EKBIS.CO, JAKARTA -- Direktur Utama Garuda Indonesia Irfan Setiaputra mengungkapkan sulitnya kembalikan pesawat ke penyewa atau lessor. Sementara Irfan menuturkan Garuda Indonesia harus menghadapi penurunan bisnis karena terdampak pandemi Covid-19.
“Di Garuda Indonesia itu, struktur biaya yang paling besar yang satu lessor,” kata Irfan dalam rapat dengar pendapat dengan Komisi VI DPR, Selasa (14/7).
Dia menjelaskan Garuda Indonesia sudah melakukan diskusi dengan para lessor hampir tiga bulan lamanya. Hanya saja, Irfan menuturkan, proses tersebut terbilang tidak mudah.
“Kita diskusi apapun sampai kita mengancam lah istilahnya. Kalau lo nggak mau ikutin gue, ambil aja lah itu pesawatnya. Sampai kepada level itu, tapi tampaknya semua lessor tidak ada yang mau ambil pesawat karena kondisi di luar juga tidak baik,” ungkap Irfan.
Irfan mengakui, untuk biaya sewa pesawat, Garuda Indonesia harus mengeluarkan biaya sekitar 70 juta dolar AS. Sementara dari diskusi yang dijalankan saat ini, Irfan menuturkan Garuda Indonesia baru berhasil meyakinkan beberapa lessor saja.
“Tapi, kita berharap dapat kesepakatan penurunan biaya sewa pesawat di level 15 juta dolar AS hingga 20 juta dolar AS perbulan. Ini kalau kita kalikan 12 bulan, kita akan sampai 200 juta dolar AS penghematannya dari lessor ini,” jelas Irfan.
Irfan mengatakan saat ini Garuda Indonesia memiliki total 155 pesawat dari 26 penyewa. Selain itu, komisaris dan pemegang saham Garuda Indonesia juga meminta sesegera mungkin mengembalikan bombardier CRJ dan ATR karena tidak cocok dengan operasional yang dilakukan.
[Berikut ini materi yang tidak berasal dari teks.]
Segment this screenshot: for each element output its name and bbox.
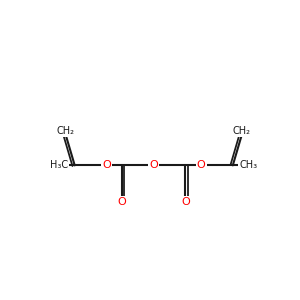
Text: CH₂: CH₂ [57,126,75,136]
Text: H₃C: H₃C [50,160,68,170]
Text: O: O [118,197,127,207]
Text: O: O [102,160,111,170]
Text: O: O [181,197,190,207]
Text: O: O [197,160,206,170]
Text: O: O [149,160,158,170]
Text: CH₃: CH₃ [239,160,258,170]
Text: CH₂: CH₂ [232,126,250,136]
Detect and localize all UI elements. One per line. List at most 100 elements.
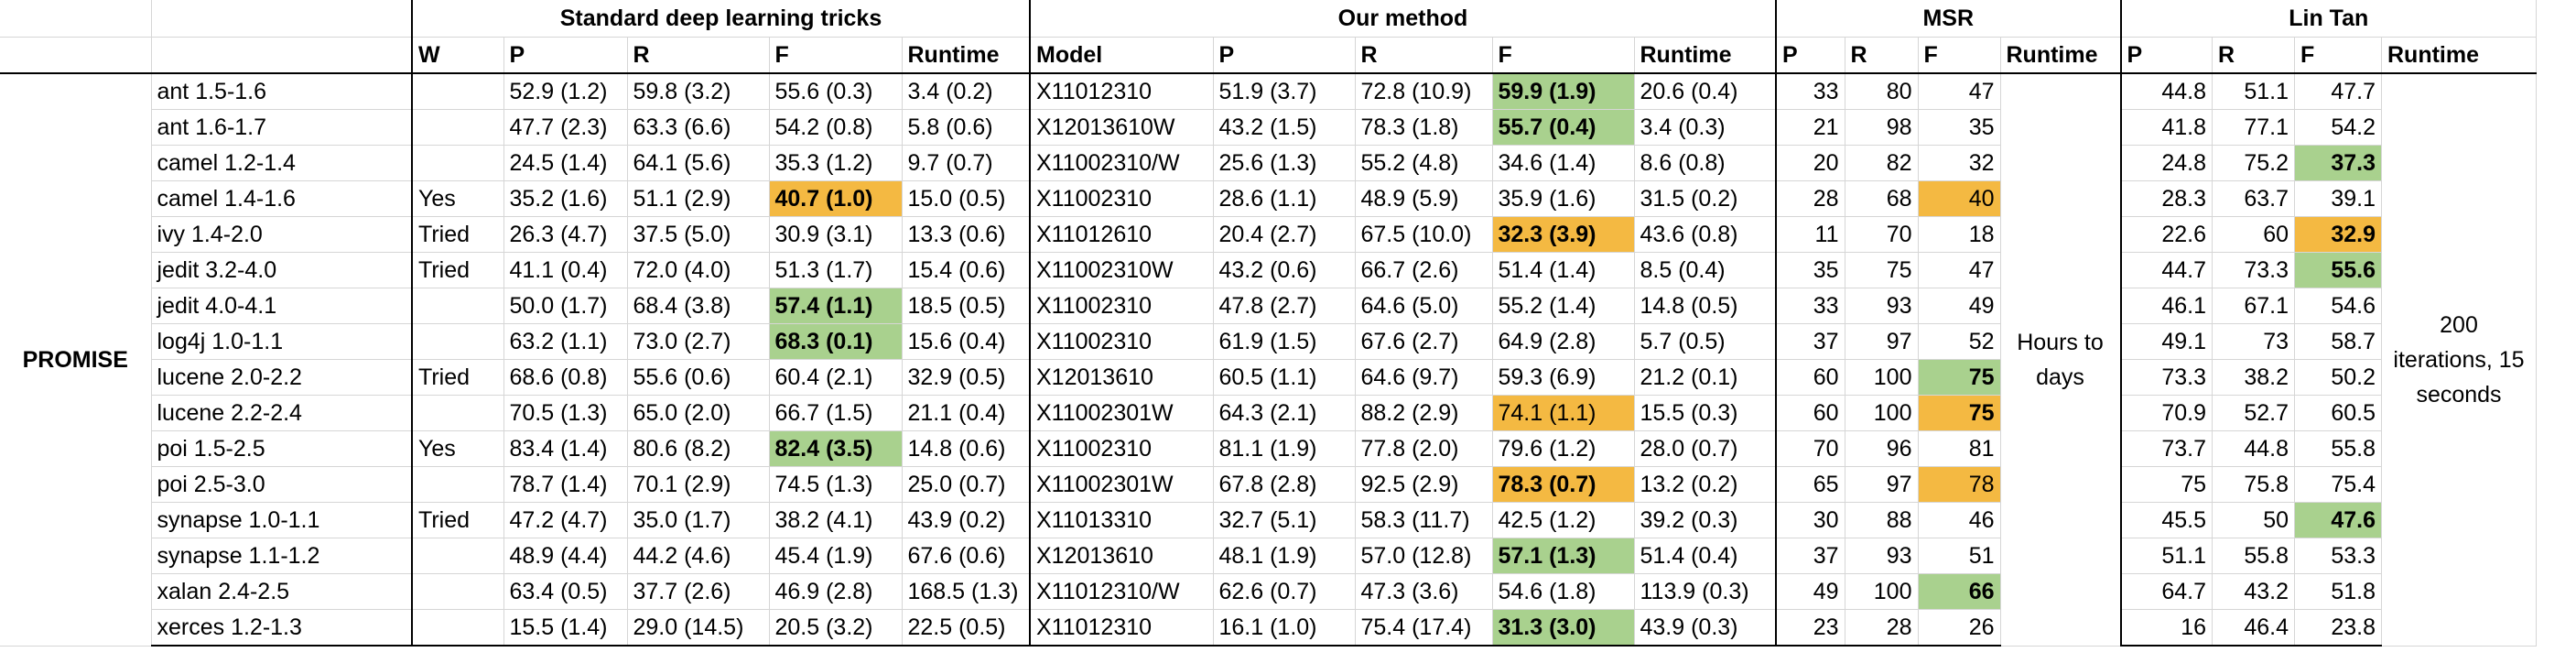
our-model: X11002310: [1030, 323, 1214, 360]
our-r: 72.8 (10.9): [1355, 73, 1493, 110]
msr-p: 60: [1776, 359, 1845, 396]
msr-r: 96: [1845, 430, 1919, 467]
msr-f: 81: [1918, 430, 2001, 467]
lintan-runtime: 200 iterations, 15 seconds: [2393, 311, 2525, 408]
lintan-r: 51.1: [2212, 73, 2295, 110]
lintan-r: 73: [2212, 323, 2295, 360]
project-name: xalan 2.4-2.5: [151, 573, 413, 610]
msr-r: 100: [1845, 359, 1919, 396]
col-header: F: [2294, 37, 2382, 74]
msr-p: 33: [1776, 73, 1845, 110]
std-p: 83.4 (1.4): [503, 430, 628, 467]
our-f: 78.3 (0.7): [1492, 466, 1635, 503]
std-f: 82.4 (3.5): [769, 430, 903, 467]
w-cell: Tried: [412, 216, 504, 253]
lintan-p: 44.7: [2120, 252, 2213, 288]
msr-p: 49: [1776, 573, 1845, 610]
msr-f: 18: [1918, 216, 2001, 253]
std-f: 51.3 (1.7): [769, 252, 903, 288]
std-runtime: 21.1 (0.4): [902, 395, 1031, 431]
project-name: xerces 1.2-1.3: [151, 609, 413, 647]
std-p: 68.6 (0.8): [503, 359, 628, 396]
our-f: 31.3 (3.0): [1492, 609, 1635, 647]
lintan-p: 24.8: [2120, 145, 2213, 181]
our-f: 55.7 (0.4): [1492, 109, 1635, 146]
msr-f: 32: [1918, 145, 2001, 181]
group-header-row: Standard deep learning tricks Our method…: [0, 0, 2537, 38]
our-p: 61.9 (1.5): [1213, 323, 1356, 360]
lintan-r: 44.8: [2212, 430, 2295, 467]
msr-f: 75: [1918, 359, 2001, 396]
lintan-r: 73.3: [2212, 252, 2295, 288]
lintan-p: 16: [2120, 609, 2213, 647]
our-p: 16.1 (1.0): [1213, 609, 1356, 647]
lintan-r: 67.1: [2212, 288, 2295, 324]
w-cell: [412, 288, 504, 324]
our-model: X11012610: [1030, 216, 1214, 253]
w-cell: [412, 538, 504, 574]
our-runtime: 113.9 (0.3): [1634, 573, 1777, 610]
our-model: X12013610W: [1030, 109, 1214, 146]
col-header: Runtime: [2381, 37, 2537, 74]
our-r: 66.7 (2.6): [1355, 252, 1493, 288]
std-r: 80.6 (8.2): [627, 430, 770, 467]
lintan-f: 50.2: [2294, 359, 2382, 396]
col-header: F: [1918, 37, 2001, 74]
lintan-r: 52.7: [2212, 395, 2295, 431]
our-f: 57.1 (1.3): [1492, 538, 1635, 574]
lintan-p: 41.8: [2120, 109, 2213, 146]
lintan-p: 46.1: [2120, 288, 2213, 324]
std-f: 40.7 (1.0): [769, 180, 903, 217]
w-cell: [412, 73, 504, 110]
lintan-f: 55.6: [2294, 252, 2382, 288]
our-model: X12013610: [1030, 359, 1214, 396]
project-name: jedit 4.0-4.1: [151, 288, 413, 324]
msr-f: 66: [1918, 573, 2001, 610]
project-name: synapse 1.0-1.1: [151, 502, 413, 538]
lintan-p: 64.7: [2120, 573, 2213, 610]
msr-f: 40: [1918, 180, 2001, 217]
w-cell: Tried: [412, 252, 504, 288]
msr-p: 70: [1776, 430, 1845, 467]
project-name: ant 1.5-1.6: [151, 73, 413, 110]
msr-p: 20: [1776, 145, 1845, 181]
our-p: 51.9 (3.7): [1213, 73, 1356, 110]
our-runtime: 8.5 (0.4): [1634, 252, 1777, 288]
our-r: 55.2 (4.8): [1355, 145, 1493, 181]
std-f: 46.9 (2.8): [769, 573, 903, 610]
std-runtime: 9.7 (0.7): [902, 145, 1031, 181]
col-header: W: [412, 37, 504, 74]
our-r: 77.8 (2.0): [1355, 430, 1493, 467]
table-row: xerces 1.2-1.3 15.5 (1.4) 29.0 (14.5) 20.5 …: [0, 609, 2537, 647]
our-p: 20.4 (2.7): [1213, 216, 1356, 253]
project-name: ivy 1.4-2.0: [151, 216, 413, 253]
lintan-f: 32.9: [2294, 216, 2382, 253]
our-runtime: 20.6 (0.4): [1634, 73, 1777, 110]
our-runtime: 43.9 (0.3): [1634, 609, 1777, 647]
our-r: 64.6 (9.7): [1355, 359, 1493, 396]
std-f: 35.3 (1.2): [769, 145, 903, 181]
table-row: synapse 1.0-1.1 Tried 47.2 (4.7) 35.0 (1.7)…: [0, 502, 2537, 538]
our-p: 81.1 (1.9): [1213, 430, 1356, 467]
our-f: 74.1 (1.1): [1492, 395, 1635, 431]
our-f: 32.3 (3.9): [1492, 216, 1635, 253]
our-f: 59.9 (1.9): [1492, 73, 1635, 110]
our-r: 57.0 (12.8): [1355, 538, 1493, 574]
lintan-f: 54.2: [2294, 109, 2382, 146]
table-row: synapse 1.1-1.2 48.9 (4.4) 44.2 (4.6) 45.4 …: [0, 538, 2537, 574]
std-p: 78.7 (1.4): [503, 466, 628, 503]
table-row: log4j 1.0-1.1 63.2 (1.1) 73.0 (2.7) 68.3 (0…: [0, 323, 2537, 360]
lintan-f: 58.7: [2294, 323, 2382, 360]
lintan-r: 50: [2212, 502, 2295, 538]
our-p: 62.6 (0.7): [1213, 573, 1356, 610]
std-p: 48.9 (4.4): [503, 538, 628, 574]
project-name: camel 1.2-1.4: [151, 145, 413, 181]
group-ours: Our method: [1030, 0, 1777, 38]
std-runtime: 5.8 (0.6): [902, 109, 1031, 146]
msr-r: 93: [1845, 288, 1919, 324]
col-header: R: [1355, 37, 1493, 74]
msr-runtime-cell: Hours to days: [2000, 73, 2122, 647]
table-row: lucene 2.0-2.2 Tried 68.6 (0.8) 55.6 (0.6) 6…: [0, 359, 2537, 396]
lintan-r: 75.2: [2212, 145, 2295, 181]
our-runtime: 8.6 (0.8): [1634, 145, 1777, 181]
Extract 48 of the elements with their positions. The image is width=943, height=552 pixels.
Sementara itu, Anggota Komisi VI DPR Andre Rosiade juga meminta Garuda Indonesia sebisa mungkin melakukan negosiasi dengan penyewa pesawat. “Ini harus bayar sekian triliun perbulan jadi bagaimanapun harus diupayakan biaya lessor bisa dipangkas,” ungkap Andre.
Andre menilai hal tersebut menjadi pekerjaan rumah management Garuda Indonesia yang baru. Dengan adanya keringanan biaya sewa pesawat menuurtnya dapat memotong pengeluaran Garuda Indonesia cukup besar.